1. **Startup.** `server.py` loads `config.py`, which probes the system for external tools (via `shutil.which`) and Python modules (via `importlib.util.find_spec`). Results are cached in a `ServerConfig` singleton.

2. **Tool Registration.** Each tool file uses `@TOOL_REGISTRY.register()` to declare its name, description, input/output schemas, annotations, and async handler. Tools self-register on import.

3. **Request Dispatch.** When a `tools/call` request arrives, the server resolves namespaced aliases, validates arguments (Pydantic-first with JSON Schema fallback), checks rate limits, checks cache eligibility, dispatches the handler, and returns protocol-level `isError` metadata.

4. **Subprocess Execution.** All external tool invocations go through `sandbox.safe_subprocess()`, which enforces `shell=False`, sets `RLIMIT_AS` and `RLIMIT_CPU`, validates paths, and captures stdout/stderr.

5. **Result Caching.** Deterministic operations (disassembly, parsing) are cached with a configurable TTL. Mutating operations (patching, Frida injection) bypass the cache automatically.

6. **Session Management.** Long-lived debugger and Frida sessions are tracked by `SessionManager`, with automatic cleanup after 30 minutes of idle time.

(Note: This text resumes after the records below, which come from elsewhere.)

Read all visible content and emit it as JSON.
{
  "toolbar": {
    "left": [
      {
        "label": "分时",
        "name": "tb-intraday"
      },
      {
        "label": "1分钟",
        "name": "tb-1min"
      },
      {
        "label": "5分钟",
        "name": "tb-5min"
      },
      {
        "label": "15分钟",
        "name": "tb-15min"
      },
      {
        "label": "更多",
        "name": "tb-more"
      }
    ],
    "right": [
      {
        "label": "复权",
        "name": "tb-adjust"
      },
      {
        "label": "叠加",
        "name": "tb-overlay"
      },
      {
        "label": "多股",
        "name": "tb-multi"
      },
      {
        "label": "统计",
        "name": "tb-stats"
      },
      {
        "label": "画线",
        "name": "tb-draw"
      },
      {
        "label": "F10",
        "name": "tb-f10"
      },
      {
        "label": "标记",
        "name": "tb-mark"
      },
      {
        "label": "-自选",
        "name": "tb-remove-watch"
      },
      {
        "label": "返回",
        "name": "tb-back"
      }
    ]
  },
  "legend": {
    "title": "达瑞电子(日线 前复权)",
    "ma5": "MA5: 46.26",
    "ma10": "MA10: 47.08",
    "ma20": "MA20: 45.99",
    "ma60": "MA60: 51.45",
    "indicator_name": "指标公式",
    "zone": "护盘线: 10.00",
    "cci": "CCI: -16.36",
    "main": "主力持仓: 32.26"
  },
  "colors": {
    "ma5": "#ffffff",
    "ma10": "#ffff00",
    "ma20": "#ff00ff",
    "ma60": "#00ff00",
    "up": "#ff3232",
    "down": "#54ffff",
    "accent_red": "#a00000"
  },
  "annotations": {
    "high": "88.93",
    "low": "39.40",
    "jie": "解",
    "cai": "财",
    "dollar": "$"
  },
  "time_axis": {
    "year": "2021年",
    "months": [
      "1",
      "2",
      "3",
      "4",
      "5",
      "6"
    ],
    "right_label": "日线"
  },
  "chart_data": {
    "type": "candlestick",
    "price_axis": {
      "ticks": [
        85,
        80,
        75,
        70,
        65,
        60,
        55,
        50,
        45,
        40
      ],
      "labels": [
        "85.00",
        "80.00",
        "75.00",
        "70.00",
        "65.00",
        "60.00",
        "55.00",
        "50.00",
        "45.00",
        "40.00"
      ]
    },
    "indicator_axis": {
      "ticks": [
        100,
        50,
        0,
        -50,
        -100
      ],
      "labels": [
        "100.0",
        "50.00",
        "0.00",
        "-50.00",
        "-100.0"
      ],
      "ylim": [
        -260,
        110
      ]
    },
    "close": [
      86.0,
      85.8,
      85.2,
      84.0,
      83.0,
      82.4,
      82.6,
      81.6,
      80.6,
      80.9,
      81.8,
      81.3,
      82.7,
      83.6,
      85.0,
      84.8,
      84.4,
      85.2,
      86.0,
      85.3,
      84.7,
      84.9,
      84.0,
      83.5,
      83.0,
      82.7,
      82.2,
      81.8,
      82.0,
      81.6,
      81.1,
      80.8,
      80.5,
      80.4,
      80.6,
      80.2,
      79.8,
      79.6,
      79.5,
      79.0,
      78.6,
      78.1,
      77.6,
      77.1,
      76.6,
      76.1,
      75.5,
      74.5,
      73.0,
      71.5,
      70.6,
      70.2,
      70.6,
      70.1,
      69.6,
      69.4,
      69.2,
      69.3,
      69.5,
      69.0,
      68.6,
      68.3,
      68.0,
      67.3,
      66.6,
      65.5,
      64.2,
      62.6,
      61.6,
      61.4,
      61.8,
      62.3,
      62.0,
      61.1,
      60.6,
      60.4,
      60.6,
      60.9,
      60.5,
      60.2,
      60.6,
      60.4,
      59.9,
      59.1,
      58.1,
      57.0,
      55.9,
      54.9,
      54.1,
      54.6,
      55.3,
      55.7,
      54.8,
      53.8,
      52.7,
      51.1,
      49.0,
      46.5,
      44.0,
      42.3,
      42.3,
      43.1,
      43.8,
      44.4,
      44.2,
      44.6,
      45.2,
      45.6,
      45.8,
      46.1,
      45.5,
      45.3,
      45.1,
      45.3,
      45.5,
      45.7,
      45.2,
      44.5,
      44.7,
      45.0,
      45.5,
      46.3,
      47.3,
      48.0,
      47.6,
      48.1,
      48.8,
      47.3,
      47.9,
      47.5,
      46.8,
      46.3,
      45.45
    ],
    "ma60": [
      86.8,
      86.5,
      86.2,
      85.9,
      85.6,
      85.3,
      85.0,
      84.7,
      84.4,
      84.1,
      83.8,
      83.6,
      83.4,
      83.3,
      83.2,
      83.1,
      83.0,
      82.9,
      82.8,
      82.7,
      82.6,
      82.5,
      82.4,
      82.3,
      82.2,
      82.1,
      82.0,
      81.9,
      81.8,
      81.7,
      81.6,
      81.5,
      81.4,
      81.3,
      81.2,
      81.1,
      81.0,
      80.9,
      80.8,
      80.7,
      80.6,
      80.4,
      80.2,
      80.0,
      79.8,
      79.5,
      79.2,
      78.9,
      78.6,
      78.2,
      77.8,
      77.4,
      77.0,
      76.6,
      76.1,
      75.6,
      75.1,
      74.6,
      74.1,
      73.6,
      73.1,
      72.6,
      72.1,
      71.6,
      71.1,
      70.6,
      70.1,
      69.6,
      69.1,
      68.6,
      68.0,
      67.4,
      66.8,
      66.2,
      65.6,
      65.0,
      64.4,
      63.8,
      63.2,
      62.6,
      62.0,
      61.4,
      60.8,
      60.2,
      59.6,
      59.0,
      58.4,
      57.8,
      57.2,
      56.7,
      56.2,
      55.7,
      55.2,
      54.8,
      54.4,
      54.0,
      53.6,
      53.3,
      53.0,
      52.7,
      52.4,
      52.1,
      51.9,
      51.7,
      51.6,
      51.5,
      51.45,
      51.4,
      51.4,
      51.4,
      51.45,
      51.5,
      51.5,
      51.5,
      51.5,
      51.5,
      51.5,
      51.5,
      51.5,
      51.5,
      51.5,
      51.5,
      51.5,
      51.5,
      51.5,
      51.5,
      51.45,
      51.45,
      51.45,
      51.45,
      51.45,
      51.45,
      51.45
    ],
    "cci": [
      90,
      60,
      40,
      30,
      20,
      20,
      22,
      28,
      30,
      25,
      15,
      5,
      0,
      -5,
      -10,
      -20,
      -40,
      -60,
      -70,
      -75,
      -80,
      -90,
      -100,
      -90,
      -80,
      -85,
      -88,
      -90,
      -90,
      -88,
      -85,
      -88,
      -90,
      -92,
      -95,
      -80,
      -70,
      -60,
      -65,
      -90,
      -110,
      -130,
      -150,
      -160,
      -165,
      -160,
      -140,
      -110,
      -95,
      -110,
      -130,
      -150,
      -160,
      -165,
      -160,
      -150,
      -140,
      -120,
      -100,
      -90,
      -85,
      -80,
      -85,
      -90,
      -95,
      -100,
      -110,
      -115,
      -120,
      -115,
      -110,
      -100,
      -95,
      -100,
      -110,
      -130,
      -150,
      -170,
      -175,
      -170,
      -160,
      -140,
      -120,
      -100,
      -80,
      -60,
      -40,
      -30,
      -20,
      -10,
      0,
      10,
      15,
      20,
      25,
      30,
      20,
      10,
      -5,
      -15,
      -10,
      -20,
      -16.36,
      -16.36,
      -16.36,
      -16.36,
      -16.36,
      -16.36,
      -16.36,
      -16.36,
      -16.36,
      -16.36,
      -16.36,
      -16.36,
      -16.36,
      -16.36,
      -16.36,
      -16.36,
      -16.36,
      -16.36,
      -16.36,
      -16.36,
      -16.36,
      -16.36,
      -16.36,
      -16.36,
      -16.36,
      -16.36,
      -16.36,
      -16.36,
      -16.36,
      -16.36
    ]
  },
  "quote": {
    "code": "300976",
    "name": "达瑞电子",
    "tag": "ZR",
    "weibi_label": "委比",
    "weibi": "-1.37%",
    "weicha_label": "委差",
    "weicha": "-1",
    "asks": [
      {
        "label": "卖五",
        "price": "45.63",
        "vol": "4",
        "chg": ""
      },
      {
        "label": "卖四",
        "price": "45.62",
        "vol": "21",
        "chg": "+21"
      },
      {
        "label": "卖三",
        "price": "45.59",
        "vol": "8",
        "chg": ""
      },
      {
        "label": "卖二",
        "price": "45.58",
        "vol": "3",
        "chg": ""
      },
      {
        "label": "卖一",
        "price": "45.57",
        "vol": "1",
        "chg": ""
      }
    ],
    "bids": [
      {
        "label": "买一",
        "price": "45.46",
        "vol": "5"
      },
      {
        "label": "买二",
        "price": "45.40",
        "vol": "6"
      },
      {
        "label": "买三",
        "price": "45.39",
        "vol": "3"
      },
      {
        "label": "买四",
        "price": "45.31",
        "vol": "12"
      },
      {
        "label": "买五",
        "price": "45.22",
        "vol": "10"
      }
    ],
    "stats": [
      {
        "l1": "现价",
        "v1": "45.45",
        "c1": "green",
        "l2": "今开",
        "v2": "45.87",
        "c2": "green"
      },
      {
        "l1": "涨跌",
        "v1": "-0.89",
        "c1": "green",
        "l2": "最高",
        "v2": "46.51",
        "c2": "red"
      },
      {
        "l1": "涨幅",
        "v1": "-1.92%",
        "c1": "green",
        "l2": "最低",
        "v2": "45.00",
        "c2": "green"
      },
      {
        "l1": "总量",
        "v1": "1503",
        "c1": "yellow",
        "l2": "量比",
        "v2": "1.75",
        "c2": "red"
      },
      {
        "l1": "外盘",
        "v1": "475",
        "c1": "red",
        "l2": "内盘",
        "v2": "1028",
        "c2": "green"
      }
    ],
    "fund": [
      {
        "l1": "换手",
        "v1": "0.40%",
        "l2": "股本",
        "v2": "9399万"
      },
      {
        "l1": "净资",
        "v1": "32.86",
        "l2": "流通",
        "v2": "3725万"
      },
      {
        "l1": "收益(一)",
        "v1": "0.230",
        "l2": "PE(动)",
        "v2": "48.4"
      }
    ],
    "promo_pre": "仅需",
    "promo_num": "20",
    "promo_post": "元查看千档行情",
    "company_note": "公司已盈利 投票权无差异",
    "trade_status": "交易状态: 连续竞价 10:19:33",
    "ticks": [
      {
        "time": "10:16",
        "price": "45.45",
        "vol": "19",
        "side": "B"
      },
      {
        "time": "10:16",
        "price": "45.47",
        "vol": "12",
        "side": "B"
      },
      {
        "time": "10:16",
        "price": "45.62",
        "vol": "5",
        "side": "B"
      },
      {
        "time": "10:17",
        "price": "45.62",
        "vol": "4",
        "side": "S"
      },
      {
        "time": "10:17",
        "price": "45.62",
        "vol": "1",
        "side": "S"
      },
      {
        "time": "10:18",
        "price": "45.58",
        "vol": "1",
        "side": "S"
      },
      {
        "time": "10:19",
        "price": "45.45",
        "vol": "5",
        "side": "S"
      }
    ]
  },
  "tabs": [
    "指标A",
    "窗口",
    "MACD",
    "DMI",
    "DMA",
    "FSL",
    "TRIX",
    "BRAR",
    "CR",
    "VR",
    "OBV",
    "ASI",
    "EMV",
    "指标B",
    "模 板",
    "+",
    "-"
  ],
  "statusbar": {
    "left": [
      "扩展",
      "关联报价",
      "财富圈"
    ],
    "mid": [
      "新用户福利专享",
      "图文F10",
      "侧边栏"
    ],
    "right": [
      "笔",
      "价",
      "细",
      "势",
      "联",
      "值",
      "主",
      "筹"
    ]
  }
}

### Infrastructure Components

| Component | Purpose | Key Detail |
|-----------|---------|------------|
| **ResultCache** | Avoid redundant subprocess calls | LRU, 256 entries, 10-minute TTL |
| **RateLimiter** | Prevent resource exhaustion | Token-bucket with config/env overrides |
| **ToolRegistry** | Decorator-based tool dispatch | Annotations + strict schema hardening + structured errors |
| **SessionManager** | Debugger/Frida persistence | Auto-cleanup after 30 min idle |
| **sandbox.py** | Secure execution layer | `shell=False`, RLIMIT enforcement, path validation |

---

## Security Model

revula operates on the principle that **user-supplied arguments are untrusted**. The following hardening measures are applied:

### Subprocess Isolation

- **No `shell=True`:** Every subprocess call uses `shell=False` with explicit argument lists. This is enforced by a CI test (`test_no_shell_true`) that scans every source file.
- **No `eval()` / `exec()`:** No dynamic code evaluation of user input.
- **No f-string injection:** User-supplied values are never interpolated into `python3 -c` code strings. Values are passed via `sys.argv`, `stdin`, or environment variables. Enforced by `test_no_fstring_in_subprocess_python_code`.
- **JavaScript escaping:** All user-controlled values interpolated into Frida JavaScript strings pass through `_js_escape()`, which escapes backslashes, quotes, newlines, and other injection vectors.
- **Resource limits:** Every subprocess gets `RLIMIT_AS` (512 MB default) and `RLIMIT_CPU` (60 s default) via `resource.setrlimit()`.
- **Timeout enforcement:** `asyncio.wait_for()` wraps all subprocess calls.

### Path Validation

- **Fail-closed:** `validate_path()` rejects all paths when no `allowed_dirs` are configured (falls back to `get_config().security.allowed_dirs`). It does not silently pass.
- **Traversal blocked:** `..` components are rejected after `os.path.realpath()` resolution.
- **Absolute paths required:** Relative paths are rejected.
- **Validated everywhere:** All file-accepting tool handlers call `validate_path()` before any file I/O.

### Frida Hardening

- **Script size limit:** Frida scripts are capped at 1 MB to prevent memory exhaustion.
- **Memory dump limit:** Memory dumps are capped at 100 MB.
- **JS injection prevention:** Class names, method names, module names, and other user-supplied values are escaped before interpolation into JavaScript templates.

### Temporary Files

- **No `tempfile.mktemp()`:** All temporary files use `tempfile.NamedTemporaryFile()` or `tempfile.mkdtemp()` to prevent TOCTOU race conditions.
- **No hardcoded `/tmp` paths:** All temporary paths use the `tempfile` module.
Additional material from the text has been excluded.